Windows 8.1 incorporates support for the Miracast ​wireless display technologies, which allow a wireless 1080p and 5.1 surround sound streams to a Miracast display device. There are several different Miracast receivers available, including the ScreenBeam Pro, Belkin’s ScreenCast TV Adapter for Intel Wireless Display, and the Netgear PTV3000 to name some of the more popular ones in market.


Miracast builds on the Intel Wireless Display techologies built into the GPU capabilities of many recent Intel CPUs, but is vendor agnostic, so there is no longer a reliance on Intel CPU to deliver this capability. This opens up the market for ARM and AMD, to name two of the other main chip vendors, to be able to be at the heart of solutions, including a variety of laptops and tablets from a huge number of OEMs, including Android devices alongside Windows 8.1 as well.

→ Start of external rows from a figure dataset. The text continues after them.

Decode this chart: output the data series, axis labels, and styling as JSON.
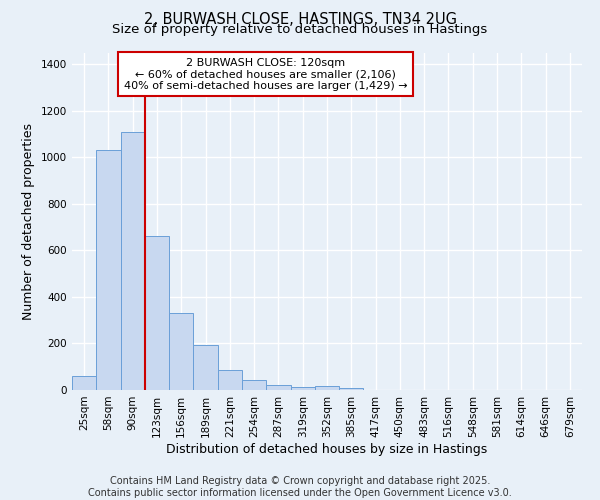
{
  "title1": "2, BURWASH CLOSE, HASTINGS, TN34 2UG",
  "title2": "Size of property relative to detached houses in Hastings",
  "xlabel": "Distribution of detached houses by size in Hastings",
  "ylabel": "Number of detached properties",
  "bar_color": "#c8d8f0",
  "bar_edge_color": "#6a9fd8",
  "background_color": "#e8f0f8",
  "grid_color": "#ffffff",
  "categories": [
    "25sqm",
    "58sqm",
    "90sqm",
    "123sqm",
    "156sqm",
    "189sqm",
    "221sqm",
    "254sqm",
    "287sqm",
    "319sqm",
    "352sqm",
    "385sqm",
    "417sqm",
    "450sqm",
    "483sqm",
    "516sqm",
    "548sqm",
    "581sqm",
    "614sqm",
    "646sqm",
    "679sqm"
  ],
  "values": [
    62,
    1030,
    1110,
    660,
    330,
    193,
    88,
    45,
    22,
    15,
    18,
    10,
    0,
    0,
    0,
    0,
    0,
    0,
    0,
    0,
    0
  ],
  "vline_x": 2.5,
  "vline_color": "#cc0000",
  "annotation_text": "2 BURWASH CLOSE: 120sqm\n← 60% of detached houses are smaller (2,106)\n40% of semi-detached houses are larger (1,429) →",
  "annotation_box_color": "#ffffff",
  "annotation_box_edge": "#cc0000",
  "ylim": [
    0,
    1450
  ],
  "yticks": [
    0,
    200,
    400,
    600,
    800,
    1000,
    1200,
    1400
  ],
  "footnote": "Contains HM Land Registry data © Crown copyright and database right 2025.\nContains public sector information licensed under the Open Government Licence v3.0.",
  "title_fontsize": 10.5,
  "subtitle_fontsize": 9.5,
  "axis_label_fontsize": 9,
  "tick_fontsize": 7.5,
  "annot_fontsize": 8,
  "footnote_fontsize": 7
}
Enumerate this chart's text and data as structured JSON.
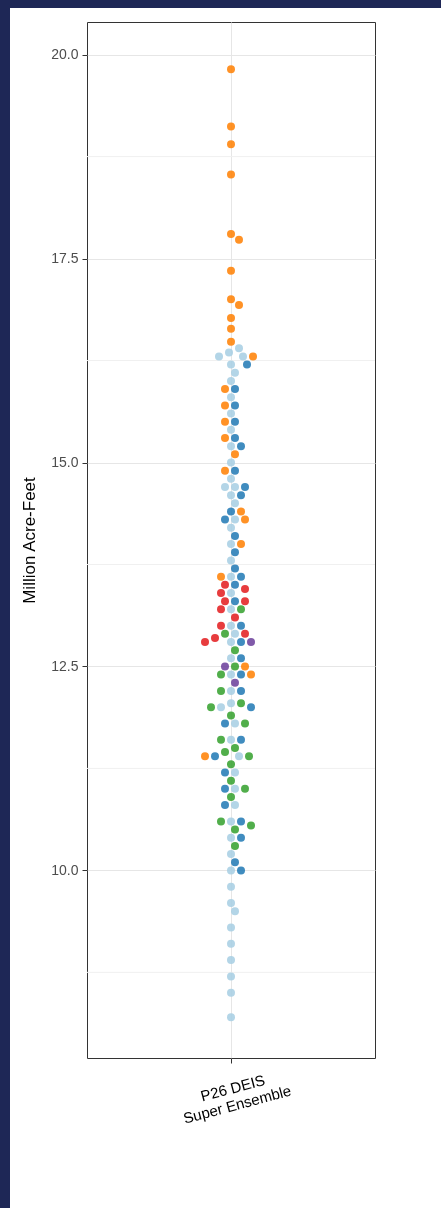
{
  "chart_data": {
    "type": "scatter",
    "ylabel": "Million Acre-Feet",
    "categories": [
      "P26 DEIS\nSuper Ensemble"
    ],
    "ylim": [
      7.7,
      20.4
    ],
    "yticks": [
      {
        "value": 10,
        "label": "10.0"
      },
      {
        "value": 12.5,
        "label": "12.5"
      },
      {
        "value": 15,
        "label": "15.0"
      },
      {
        "value": 17.5,
        "label": "17.5"
      },
      {
        "value": 20,
        "label": "20.0"
      }
    ],
    "grid": true,
    "legend": false,
    "marker": "circle",
    "series": [
      {
        "color": "#a6cee3",
        "x": [
          "P26 DEIS\nSuper Ensemble",
          "P26 DEIS\nSuper Ensemble",
          "P26 DEIS\nSuper Ensemble",
          "P26 DEIS\nSuper Ensemble",
          "P26 DEIS\nSuper Ensemble",
          "P26 DEIS\nSuper Ensemble",
          "P26 DEIS\nSuper Ensemble",
          "P26 DEIS\nSuper Ensemble",
          "P26 DEIS\nSuper Ensemble",
          "P26 DEIS\nSuper Ensemble",
          "P26 DEIS\nSuper Ensemble",
          "P26 DEIS\nSuper Ensemble",
          "P26 DEIS\nSuper Ensemble",
          "P26 DEIS\nSuper Ensemble",
          "P26 DEIS\nSuper Ensemble",
          "P26 DEIS\nSuper Ensemble",
          "P26 DEIS\nSuper Ensemble",
          "P26 DEIS\nSuper Ensemble",
          "P26 DEIS\nSuper Ensemble",
          "P26 DEIS\nSuper Ensemble",
          "P26 DEIS\nSuper Ensemble",
          "P26 DEIS\nSuper Ensemble",
          "P26 DEIS\nSuper Ensemble",
          "P26 DEIS\nSuper Ensemble",
          "P26 DEIS\nSuper Ensemble",
          "P26 DEIS\nSuper Ensemble",
          "P26 DEIS\nSuper Ensemble",
          "P26 DEIS\nSuper Ensemble",
          "P26 DEIS\nSuper Ensemble",
          "P26 DEIS\nSuper Ensemble",
          "P26 DEIS\nSuper Ensemble",
          "P26 DEIS\nSuper Ensemble",
          "P26 DEIS\nSuper Ensemble",
          "P26 DEIS\nSuper Ensemble",
          "P26 DEIS\nSuper Ensemble",
          "P26 DEIS\nSuper Ensemble",
          "P26 DEIS\nSuper Ensemble",
          "P26 DEIS\nSuper Ensemble",
          "P26 DEIS\nSuper Ensemble",
          "P26 DEIS\nSuper Ensemble",
          "P26 DEIS\nSuper Ensemble",
          "P26 DEIS\nSuper Ensemble",
          "P26 DEIS\nSuper Ensemble",
          "P26 DEIS\nSuper Ensemble",
          "P26 DEIS\nSuper Ensemble",
          "P26 DEIS\nSuper Ensemble",
          "P26 DEIS\nSuper Ensemble",
          "P26 DEIS\nSuper Ensemble",
          "P26 DEIS\nSuper Ensemble",
          "P26 DEIS\nSuper Ensemble",
          "P26 DEIS\nSuper Ensemble"
        ],
        "values": [
          16.4,
          16.35,
          16.3,
          16.3,
          16.2,
          16.1,
          16.0,
          15.8,
          15.6,
          15.4,
          15.2,
          15.0,
          14.8,
          14.7,
          14.7,
          14.6,
          14.5,
          14.3,
          14.2,
          14.0,
          13.8,
          13.6,
          13.4,
          13.2,
          13.0,
          12.9,
          12.8,
          12.6,
          12.4,
          12.2,
          12.05,
          12.0,
          11.8,
          11.6,
          11.4,
          11.2,
          11.0,
          10.8,
          10.6,
          10.4,
          10.2,
          10.0,
          9.8,
          9.6,
          9.5,
          9.3,
          9.1,
          8.9,
          8.7,
          8.5,
          8.2
        ]
      },
      {
        "color": "#1f78b4",
        "x": [
          "P26 DEIS\nSuper Ensemble",
          "P26 DEIS\nSuper Ensemble",
          "P26 DEIS\nSuper Ensemble",
          "P26 DEIS\nSuper Ensemble",
          "P26 DEIS\nSuper Ensemble",
          "P26 DEIS\nSuper Ensemble",
          "P26 DEIS\nSuper Ensemble",
          "P26 DEIS\nSuper Ensemble",
          "P26 DEIS\nSuper Ensemble",
          "P26 DEIS\nSuper Ensemble",
          "P26 DEIS\nSuper Ensemble",
          "P26 DEIS\nSuper Ensemble",
          "P26 DEIS\nSuper Ensemble",
          "P26 DEIS\nSuper Ensemble",
          "P26 DEIS\nSuper Ensemble",
          "P26 DEIS\nSuper Ensemble",
          "P26 DEIS\nSuper Ensemble",
          "P26 DEIS\nSuper Ensemble",
          "P26 DEIS\nSuper Ensemble",
          "P26 DEIS\nSuper Ensemble",
          "P26 DEIS\nSuper Ensemble",
          "P26 DEIS\nSuper Ensemble",
          "P26 DEIS\nSuper Ensemble",
          "P26 DEIS\nSuper Ensemble",
          "P26 DEIS\nSuper Ensemble",
          "P26 DEIS\nSuper Ensemble",
          "P26 DEIS\nSuper Ensemble",
          "P26 DEIS\nSuper Ensemble",
          "P26 DEIS\nSuper Ensemble",
          "P26 DEIS\nSuper Ensemble",
          "P26 DEIS\nSuper Ensemble",
          "P26 DEIS\nSuper Ensemble",
          "P26 DEIS\nSuper Ensemble"
        ],
        "values": [
          16.2,
          15.9,
          15.7,
          15.5,
          15.3,
          15.2,
          14.9,
          14.7,
          14.6,
          14.4,
          14.3,
          14.1,
          13.9,
          13.7,
          13.6,
          13.5,
          13.3,
          13.0,
          12.8,
          12.6,
          12.4,
          12.2,
          12.0,
          11.8,
          11.6,
          11.4,
          11.2,
          11.0,
          10.8,
          10.6,
          10.4,
          10.1,
          10.0
        ]
      },
      {
        "color": "#33a02c",
        "x": [
          "P26 DEIS\nSuper Ensemble",
          "P26 DEIS\nSuper Ensemble",
          "P26 DEIS\nSuper Ensemble",
          "P26 DEIS\nSuper Ensemble",
          "P26 DEIS\nSuper Ensemble",
          "P26 DEIS\nSuper Ensemble",
          "P26 DEIS\nSuper Ensemble",
          "P26 DEIS\nSuper Ensemble",
          "P26 DEIS\nSuper Ensemble",
          "P26 DEIS\nSuper Ensemble",
          "P26 DEIS\nSuper Ensemble",
          "P26 DEIS\nSuper Ensemble",
          "P26 DEIS\nSuper Ensemble",
          "P26 DEIS\nSuper Ensemble",
          "P26 DEIS\nSuper Ensemble",
          "P26 DEIS\nSuper Ensemble",
          "P26 DEIS\nSuper Ensemble",
          "P26 DEIS\nSuper Ensemble",
          "P26 DEIS\nSuper Ensemble",
          "P26 DEIS\nSuper Ensemble",
          "P26 DEIS\nSuper Ensemble",
          "P26 DEIS\nSuper Ensemble"
        ],
        "values": [
          13.2,
          12.9,
          12.7,
          12.5,
          12.4,
          12.2,
          12.05,
          12.0,
          11.9,
          11.8,
          11.6,
          11.5,
          11.45,
          11.4,
          11.3,
          11.1,
          11.0,
          10.9,
          10.6,
          10.55,
          10.5,
          10.3
        ]
      },
      {
        "color": "#6a3d9a",
        "x": [
          "P26 DEIS\nSuper Ensemble",
          "P26 DEIS\nSuper Ensemble",
          "P26 DEIS\nSuper Ensemble"
        ],
        "values": [
          12.8,
          12.5,
          12.3
        ]
      },
      {
        "color": "#e31a1c",
        "x": [
          "P26 DEIS\nSuper Ensemble",
          "P26 DEIS\nSuper Ensemble",
          "P26 DEIS\nSuper Ensemble",
          "P26 DEIS\nSuper Ensemble",
          "P26 DEIS\nSuper Ensemble",
          "P26 DEIS\nSuper Ensemble",
          "P26 DEIS\nSuper Ensemble",
          "P26 DEIS\nSuper Ensemble",
          "P26 DEIS\nSuper Ensemble",
          "P26 DEIS\nSuper Ensemble",
          "P26 DEIS\nSuper Ensemble"
        ],
        "values": [
          13.5,
          13.45,
          13.4,
          13.3,
          13.3,
          13.2,
          13.1,
          13.0,
          12.9,
          12.85,
          12.8
        ]
      },
      {
        "color": "#ff7f00",
        "x": [
          "P26 DEIS\nSuper Ensemble",
          "P26 DEIS\nSuper Ensemble",
          "P26 DEIS\nSuper Ensemble",
          "P26 DEIS\nSuper Ensemble",
          "P26 DEIS\nSuper Ensemble",
          "P26 DEIS\nSuper Ensemble",
          "P26 DEIS\nSuper Ensemble",
          "P26 DEIS\nSuper Ensemble",
          "P26 DEIS\nSuper Ensemble",
          "P26 DEIS\nSuper Ensemble",
          "P26 DEIS\nSuper Ensemble",
          "P26 DEIS\nSuper Ensemble",
          "P26 DEIS\nSuper Ensemble",
          "P26 DEIS\nSuper Ensemble",
          "P26 DEIS\nSuper Ensemble",
          "P26 DEIS\nSuper Ensemble",
          "P26 DEIS\nSuper Ensemble",
          "P26 DEIS\nSuper Ensemble",
          "P26 DEIS\nSuper Ensemble",
          "P26 DEIS\nSuper Ensemble",
          "P26 DEIS\nSuper Ensemble",
          "P26 DEIS\nSuper Ensemble",
          "P26 DEIS\nSuper Ensemble",
          "P26 DEIS\nSuper Ensemble",
          "P26 DEIS\nSuper Ensemble",
          "P26 DEIS\nSuper Ensemble"
        ],
        "values": [
          19.82,
          19.12,
          18.9,
          18.53,
          17.8,
          17.73,
          17.35,
          17.0,
          16.93,
          16.77,
          16.64,
          16.48,
          16.3,
          15.9,
          15.7,
          15.5,
          15.3,
          15.1,
          14.9,
          14.4,
          14.3,
          14.0,
          13.6,
          12.5,
          12.4,
          11.4
        ]
      }
    ]
  }
}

When choosing a Miracast playback device, you would typically be connecting to your display via HDMI, but as you can see above you can connect via the Belkin device via composite video and analog stereo connections, which means that even really old televisions don’t need to miss out on the fun.  Just be wary that text is not going to be as clear across the composite connection, but it’s still more than capable of display images and video.


Both the Netgear and Belkin devices shown here are external devices that require power and need to be connected to the display via the appropriate cable option, but there are also a new generation of devices beoming available that plug in directly to the HDMI port. Due to the size of these devices, you may find you need to use a HDMI extender cable or HDMI male to female adapter in order to get it to be used alongside other HDMI ports that are in use.

A word of advice with these – make sure you get a device that has upgradeable firmware and that recent firmware updates are available. This should help with a wider range of device compatibility and easier setup. Also, if you are in an environment which has a lot of interference in the 2.4GHz range, make sure you can test out these solutions before committing to them.


Belkin also seems to have the Miracast Video Adapter, but it doesn’t seem to be readily available at the moment. It plugs directly into the HDMI port like I mentioned above, but it’s big differentiator versus many of the competitors is that it supports 5 GHz and 2.4 GHz bands, potentially making it much more reliable in some environments with excessive amounts of 2.4 GHz interference. This is the one I haven’t had a chance to test just yet, but am hoping that it helps address some of the issues of earlier devices.